I've recently come across the java @SafeVarargs annotation. Googling for what makes a variadic function in Java unsafe left me rather confused (heap poisoning? erased types?), so I'd like to know a few things:

  1. What makes a variadic Java function unsafe in the @SafeVarargs sense (preferably explained in the form of an in-depth example)?

  2. Why is this annotation left to the discretion of the programmer? Isn't this something the compiler should be able to check?

  3. Is there some standard one must adhere to in order to ensure his function is indeed varags safe? If not, what are the best practices to ensure it?


Solution

    1. There are many examples on the Internet and on StackOverflow about the particular issue with generics and varargs. Basically, it's when you have a variable number of arguments of a type-parameter type:

      void foo(T... args);

    In Java, varargs are a syntactic sugar that undergoes a simple "re-writing" at compile-time: a varargs parameter of type X... is converted into a parameter of type X[]; and every time a call is made to this varargs method, the compiler collects all of the "variable arguments" that goes in the varargs parameter, and creates an array just like new X[] { ...(arguments go here)... }.

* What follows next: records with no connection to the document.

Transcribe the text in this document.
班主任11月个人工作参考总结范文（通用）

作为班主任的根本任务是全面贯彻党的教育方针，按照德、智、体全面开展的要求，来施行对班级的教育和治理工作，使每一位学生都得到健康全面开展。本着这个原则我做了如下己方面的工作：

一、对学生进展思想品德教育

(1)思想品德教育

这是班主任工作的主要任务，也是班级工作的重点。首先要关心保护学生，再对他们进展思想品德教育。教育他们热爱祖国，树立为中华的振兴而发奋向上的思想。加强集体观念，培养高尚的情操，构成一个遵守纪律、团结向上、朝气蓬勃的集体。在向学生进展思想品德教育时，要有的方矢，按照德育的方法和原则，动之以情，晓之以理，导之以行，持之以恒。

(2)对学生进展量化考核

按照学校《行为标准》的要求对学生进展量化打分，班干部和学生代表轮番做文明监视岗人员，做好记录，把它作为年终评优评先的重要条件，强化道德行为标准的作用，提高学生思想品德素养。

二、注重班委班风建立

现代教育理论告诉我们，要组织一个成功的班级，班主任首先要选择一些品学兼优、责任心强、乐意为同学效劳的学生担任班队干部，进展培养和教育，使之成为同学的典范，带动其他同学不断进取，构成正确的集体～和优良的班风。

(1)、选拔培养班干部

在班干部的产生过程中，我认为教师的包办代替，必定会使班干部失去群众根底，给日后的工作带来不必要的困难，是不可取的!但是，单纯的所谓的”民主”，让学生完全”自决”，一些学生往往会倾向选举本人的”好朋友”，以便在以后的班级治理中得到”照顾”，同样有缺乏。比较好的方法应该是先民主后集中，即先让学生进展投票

    This works well when the varargs type is concrete like String.... When it's a type variable like T..., it also works when T is known to be a concrete type for that call. e.g. if the method above were part of a class Foo<T>, and you have a Foo<String> reference, then calling foo on it would be okay because we know T is String at that point in the code.

    However, it does not work when the "value" of T is another type parameter. In Java, it is impossible to create an array of a type-parameter component type (new T[] { ... }). So Java instead uses new Object[] { ... } (here Object is the upper bound of T; if there upper bound were something different, it would be that instead of Object), and then gives you a compiler warning.

    So what is wrong with creating new Object[] instead of new T[] or whatever? Well, arrays in Java know their component type at runtime. Thus, the passed array object will have the wrong component type at runtime.

    For probably the most common use of varargs, simply to iterate over the elements, this is no problem (you don't care about the runtime type of the array), so this is safe:

    @SafeVarargs
    final <T> void foo(T... args) {
        for (T x : args) {
            // do stuff with x
        }
    }
    

    However, for anything that depends on the runtime component type of the passed array, it will not be safe. Here is a simple example of something that is unsafe and crashes:

    class UnSafeVarargs
    {
      static <T> T[] asArray(T... args) {
        return args;
      }
    
      static <T> T[] arrayOfTwo(T a, T b) {
        return asArray(a, b);
      }
    
      public static void main(String[] args) {
        String[] bar = arrayOfTwo("hi", "mom");
      }
    }
    

    The problem here is that in the method asArray we depend on the type of args to be T[] in order to return it as T[]. But actually the type of the argument at runtime is not an instance of T[], but an instance of Object[] as we explained earlier.

    1. If your method has an argument of type T... (where T is any type parameter), then:
    • Safe: If your method only depends on the fact that the elements of the array are instances of T
    • Unsafe: If it depends on the fact that the array is an instance of T[]

    Things that depend on the runtime type of the array include: returning it as type T[], passing it as an argument to a parameter of type T[], getting the array type using .getClass(), passing it to methods that depend on the runtime type of the array, like List.toArray() and Arrays.copyOf(), etc.

    1. The distinction I mentioned above is too complicated to be easily distinguished automatically.